Bury St Edmunds is situated in West Suffolk, in the south-east of England. It is a major stop-off on the A14 dual-carriageway which runs between Felixstowe and Cambridge, though it is much closer to Cambridge, at around 50 minutes' drive away. If you are travelling from the east coast, then it might be a good stop-off if you do not wish to harbour in somewhere so urbanised as Cambridge.
It is a fairly old town, with a long and complicated history. It was originally a Saxon settlement, founded in around 630AD and originally called 'Bredic's worth.' In the 9th Century Edmund was king of East Anglia. He was martyred in 869. At the beginning of the 10th Century his remains were brought to the monastery for safekeeping, and in the early 11th Century King Canute replaced the monastery with an abbey. The abbey soon became rich and powerful.
The original abbey was later mostly destroyed, after King Henry VIII closed it in 1539. Many ruins still remain in the area, around the cathedral, the most prominent of which are around the site of the old Abbey. The town is so named after Kind Edmund of East Anglia, who fought against the Saxon invasion. This is where the king's remains were brought, and remain to this day.
As for the modern town, people who are interested in clubbing may be a little disappointed. The closest thing to a club in Bury is Brazilias, which is notorious for being a haven for those just looking for a fight.

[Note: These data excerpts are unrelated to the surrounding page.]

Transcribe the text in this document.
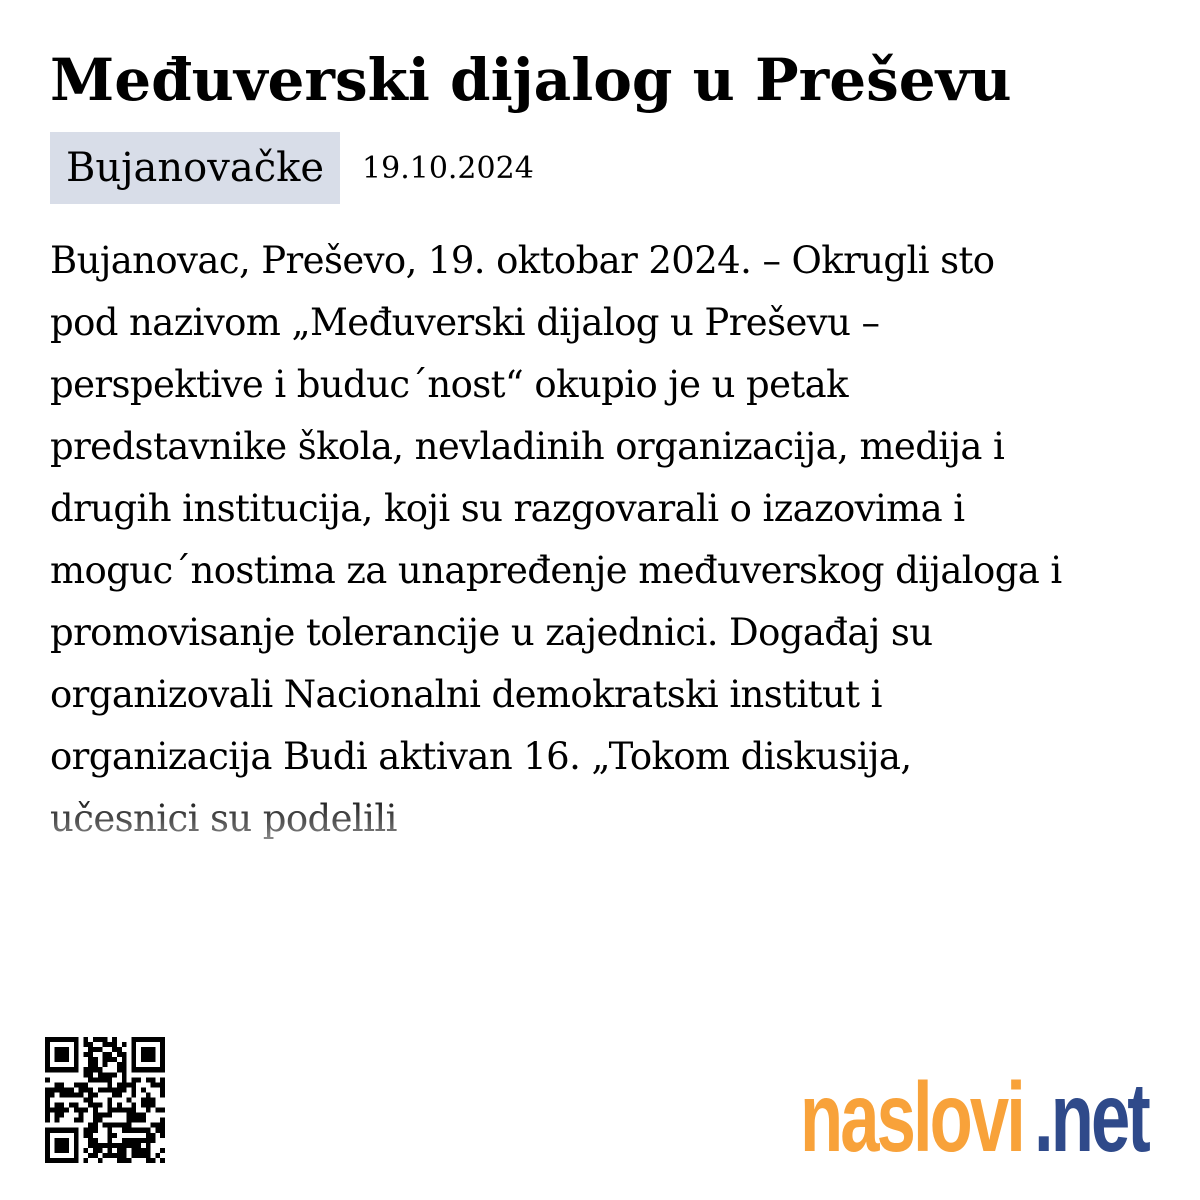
Međuverski dijalog u Preševu
Bujanovačke	19.10.2024
Bujanovac, Preševo, 19. oktobar 2024. – Okrugli sto
pod nazivom „Međuverski dijalog u Preševu –
perspektive i buduc´nost“ okupio je u petak
predstavnike škola, nevladinih organizacija, medija i
drugih institucija, koji su razgovarali o izazovima i
moguc´nostima za unapređenje međuverskog dijaloga i
promovisanje tolerancije u zajednici. Događaj su
organizovali Nacionalni demokratski institut i
organizacija Budi aktivan 16. „Tokom diskusija,
učesnici su podelili
naslovi .net
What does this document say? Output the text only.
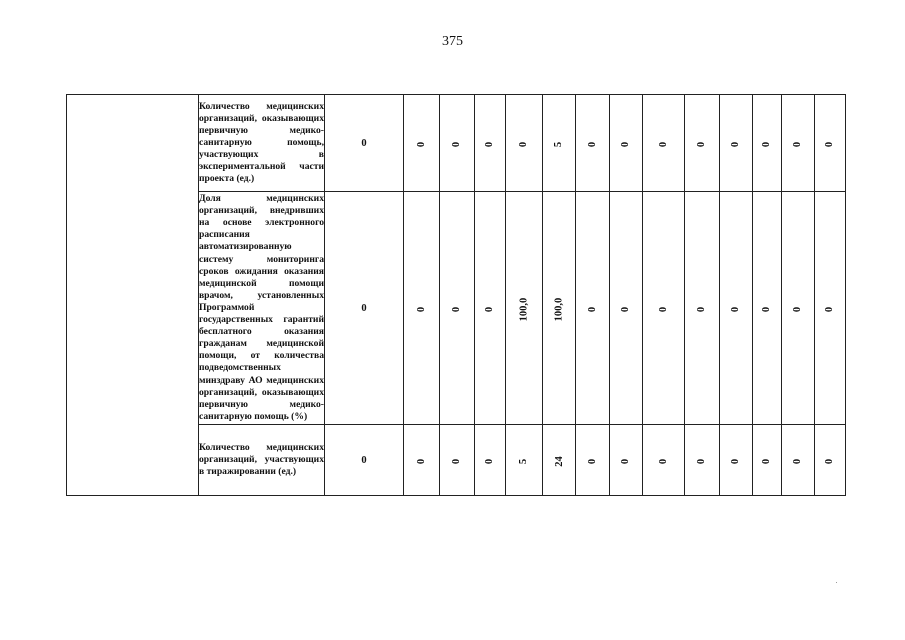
375
	Количество медицинских организаций, оказывающих первичную медико-санитарную помощь, участвующих в экспериментальной части проекта (ед.)	0	0	0	0	0	5	0	0	0	0	0	0	0	0
	Доля медицинских организаций, внедривших на основе электронного расписания автоматизированную систему мониторинга сроков ожидания оказания медицинской помощи врачом, установленных Программой государственных гарантий бесплатного оказания гражданам медицинской помощи, от количества подведомственных минздраву АО медицинских организаций, оказывающих первичную медико-санитарную помощь (%)	0	0	0	0	100,0	100,0	0	0	0	0	0	0	0	0
	Количество медицинских организаций, участвующих в тиражировании (ед.)	0	0	0	0	5	24	0	0	0	0	0	0	0	0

The best way to survive in this area is to spend your time at the various pubs and bars that are scattered in and around the town centre instead. One that is particularly recommended is The Black Boy, which, though situated in one of the less popular ends of the town's nightlife, is certainly considered a good stop-off point.
For those of a more quiet temperament, the abbey gardens would certainly be a recommended spot, for quiet reflection - or a ball game with your friends. It's open from 7.30 am to half-an-hour before dusk.
If you are looking for restaurants, then head down to Abbeygate Street, where a wide variety of restaurants can be found, including larger food chains, such as Cafe Uno, Cafe Rouge and Pizza Express. If, on the other hand, you wish to experience a variety of shopping opportunities, visiting on either a Wednesday or a Saturday would be recommended, as this will give you the opportunity to browse the town market - traditionally been the major market in West Suffolk.
Parking can be a little difficult, though there are an abundance of car parks, which are variously priced. If you are looking for a car park that is near everywhere then head down to the car park that covers the land of what used to be the Cattle Market. This can be found by following the ring road round from the entrance from the A14, and should be clearly sign-posted. From this point you can access almost everywhere in the Town centre within about a quarter of an hour at a brisk walk.